All in all, this is a pretty entertaining, if incredibly light, feature. The acting is excellent, with Jack Black absolutely shining as our weirdly complex and likeable lead, the music is catchy and used within the narrative quite nicely, and while the writing may shy away from the hard facts of the story a little too much to be completely on-side, it still shows enough understanding of the effects of fame and chasing dreams to make Jan Lewan out to more a tragic figure than an outright villain. Not so sure if his real-life investors would agree with that assertion, but for what it’s worth, it was a fun ride.

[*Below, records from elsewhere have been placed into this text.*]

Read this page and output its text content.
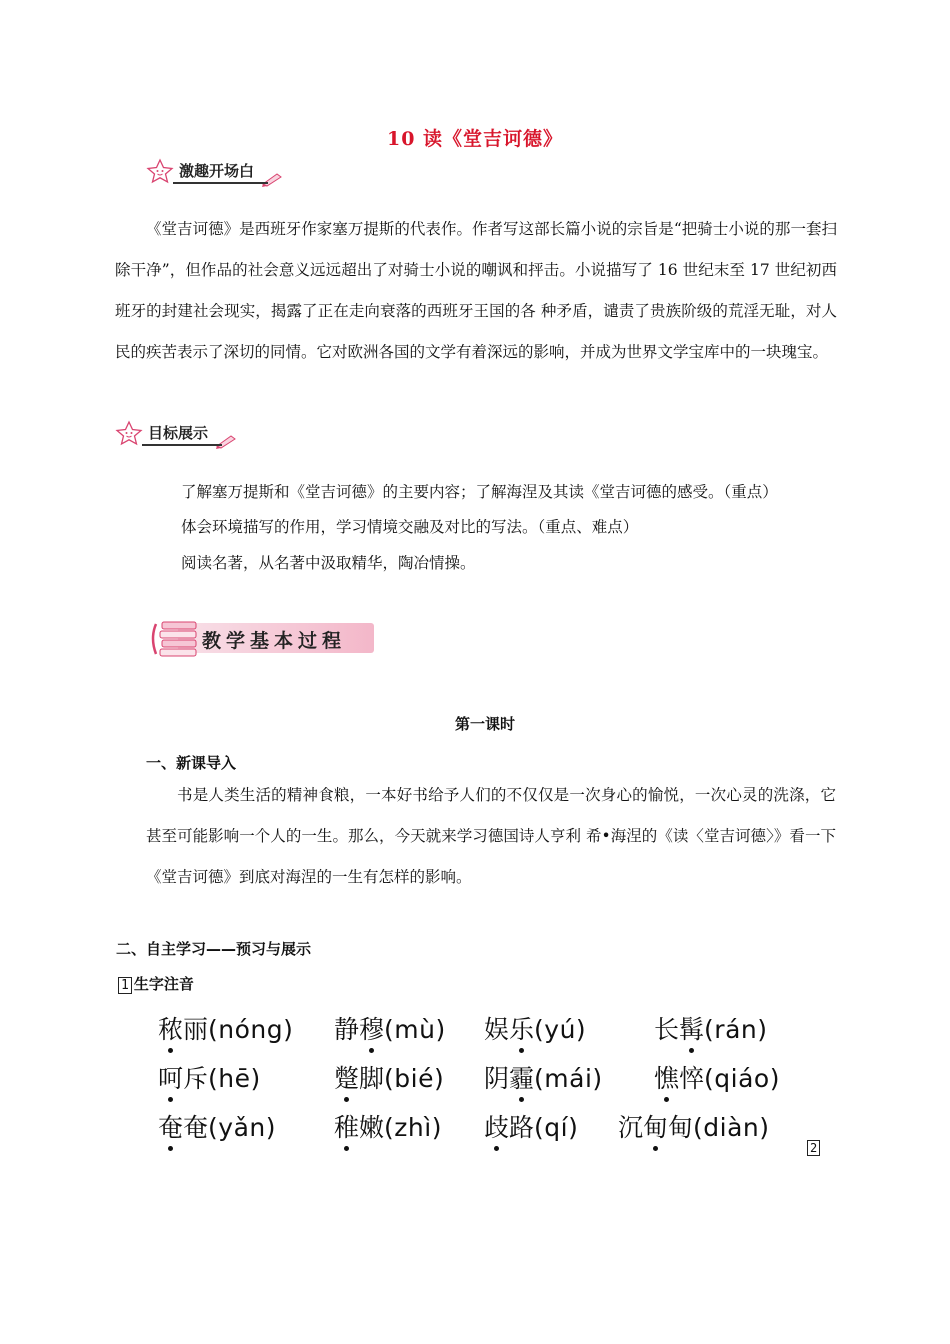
10 读《堂吉诃德》
激趣开场白

《堂吉诃德》是西班牙作家塞万提斯的代表作。作者写这部长篇小说的宗旨是“把骑士小说的那一套扫除干净”，但作品的社会意义远远超出了对骑士小说的嘲讽和抨击。小说描写了 16 世纪末至 17 世纪初西班牙的封建社会现实，揭露了正在走向衰落的西班牙王国的各 种矛盾，谴责了贵族阶级的荒淫无耻，对人民的疾苦表示了深切的同情。它对欧洲各国的文学有着深远的影响，并成为世界文学宝库中的一块瑰宝。

目标展示

了解塞万提斯和《堂吉诃德》的主要内容；了解海涅及其读《堂吉诃德的感受。（重点）

体会环境描写的作用，学习情境交融及对比的写法。（重点、难点）

阅读名著，从名著中汲取精华，陶冶情操。

教学基本过程
第一课时

一、新课导入

书是人类生活的精神食粮，一本好书给予人们的不仅仅是一次身心的愉悦，一次心灵的洗涤，它甚至可能影响一个人的一生。那么，今天就来学习德国诗人亨利 希•海涅的《读〈堂吉诃德〉》看一下《堂吉诃德》到底对海涅的一生有怎样的影响。

二、自主学习——预习与展示

1 生字注音

秾
丽(nóng) 静穆
(mù) 娱乐
(yú)	长髯
(rán)
呵
斥(hē)	蹩
脚(bié) 阴霾
(mái) 憔
悴(qiáo)
奄
奄(yǎn) 稚
嫩(zhì) 歧
路(qí) 沉甸
甸(diàn)
2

It ranks higher than All The Money In The World, as this film’s approach to capitalist woes is strengthened by a more consistent script and more than just one actor to bank on. Although, to be fair, Christopher Plummer as J. Paul Getty is still more captivating than Jack Black in this film. However, as fun as this is, it didn’t come as any great relief that it turned out as well as it did. Maze Runner: The Death Cure, knowing how a lot of YA adaptations have gone over the last few years, up to and including the Divergent series basically being dead on arrival (oh no, we won’t get to see how that shitshow ends; oh the horror(!)), managed to not only close out its series in satisfying fashion but also managed to close out the entire sub-genre around it. Have to admit, hell of a feat.